It is hard to determine a worse proposition for historically black colleges; that industry, culture and finance have converged to threaten the existence of most of our schools, or that Black America doesn’t have the wealth or awareness to do anything about it.
The more that we can remove ourselves from the emotions wound tightly around both of these sobering realities, the sooner we’ll be able to empower the conversation we should’ve had 20 years ago – that America is better served with about 50 HBCUs.
Over the last five years, I’ve personally struggled with writing these sentences as the anchor to a column I wish I didn’t have to write. And I did everything I could to deliver this truth without the specific language that reading between the lines betrayed every time. Hundreds of columns about board-president relationships, budget cuts from state and federal governments, statistics on alumni giving and enrollment – they all lead back to a sad tomorrow.
And along the way, other higher education observers and experts began to notice. College costs have outpaced the capacity of average families to make up the difference beyond public loans and grants. Nearly half of all American colleges and universities enroll fewer than 1,000 students – a sign of imminent collapse under debt and operating cost requirements, if not first crushed by accreditation standards on finance.
The numbers for HBCUs, like most data on African American prosperity, are even worse. Along with bad outlook on finance, HBCU presidents turnover at alarming rates. Enrollment ebbs at rates which make personnel and programmatic development virtually impossible.
The picture is so grim, those of us who consider ourselves advocates have pressed to the limit to force change against seemingly inevitable odds. I pursued a job with the Trump Administration, hoping that relationships and knowledge I’ve built over 15 years of work, consulting, advocacy and reporting at and around HBCUs may have benefited these schools from the point where nearly all black college revenue originates.
I was willing to sell my business, to connect my name and career to a controversial president, and to do anything possible to help preserve even one of our most vulnerable campuses. There’s many of us like that, and yet, not nearly enough of us.
And what’s more, the things we are willing to do to help out are not nearly enough. There’s nothing that government or iron clad HBCU advocacy can do to make Paine College, Cheyney University, Stillman College, Bennett College, and other campuses in silent and dire straits profitable. Nothing will make their surrounding communities pour the millions into the campuses to make them more attractive to a wider pool of prospective students or corporate donors.
And seemingly, there’s nothing that can be done to keep them from closing in the next three years or less.
There are dozens of other campuses which are right behind them that many of us know are awaiting an undignified demise to glorious histories – their names I won’t list here because there is a slim chance for survival in some form. But to survive, they must have dramatic changes in leadership and function – some of them need to be taken over by their respective states, and most need to merge with more stable public institutions.
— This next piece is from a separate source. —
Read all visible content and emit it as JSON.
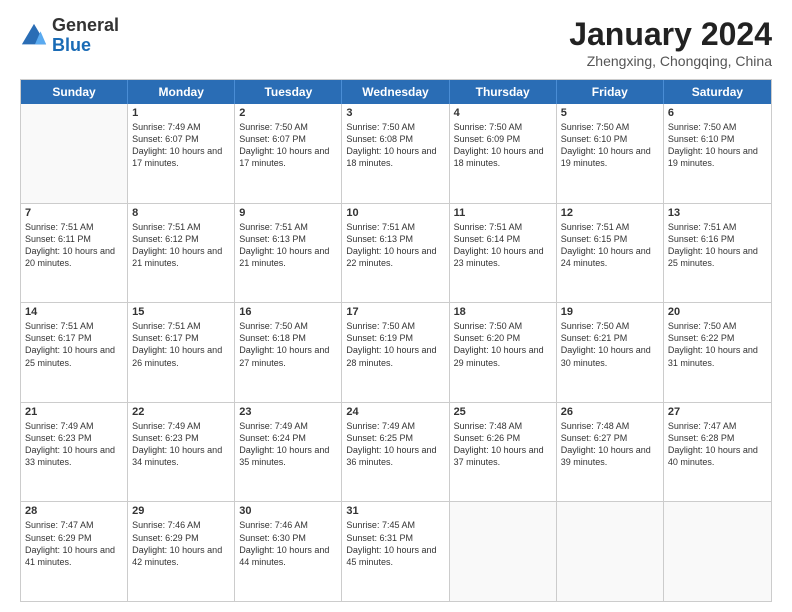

But knowing this, it is time for the HBCU community to take a serious look at focusing on the 50 or so HBCU campuses which are most likely to survive this wave of change, and have some strand of hope for thriving. Many of our large and mid-sized state flagship and private HBCUs fit this bill – and if we focus our money and energy on making their academic and social products congruent with the cities and states they serve, there is a chance that they can meet the new model of higher education – fewer campuses with 15-20,000 plus students offering degrees in fields designed to support 21st century economy.
We know which schools and which programs have the pipelines into competitive careers for students, and attract millions in donor gifts, research grants and tuition revenue. We know which boards and presidents have brought innovation, charisma and value to the sector, and those which haven’t.
Now is the time to invest in the campuses which will advance HBCU culture respectably; and to begin the last rites for those which offer little brand recognition, industrial complement or inspiration in their students and graduates. Demanding support from the government and blaming the lack thereof on racism, chiding alumni and blaming their lack of investment on disloyalty, and wondering why students won’t choose HBCUs and blaming their decision on racial ambivalence has never been a strategy.
It’s always been a convenient extension of real problems outweighing the power of our resilience and the mission of our institutions.
We will either live for a leaner future or suffer in remembrance of a rich and glorious past. The choice is ours, and must be made right now.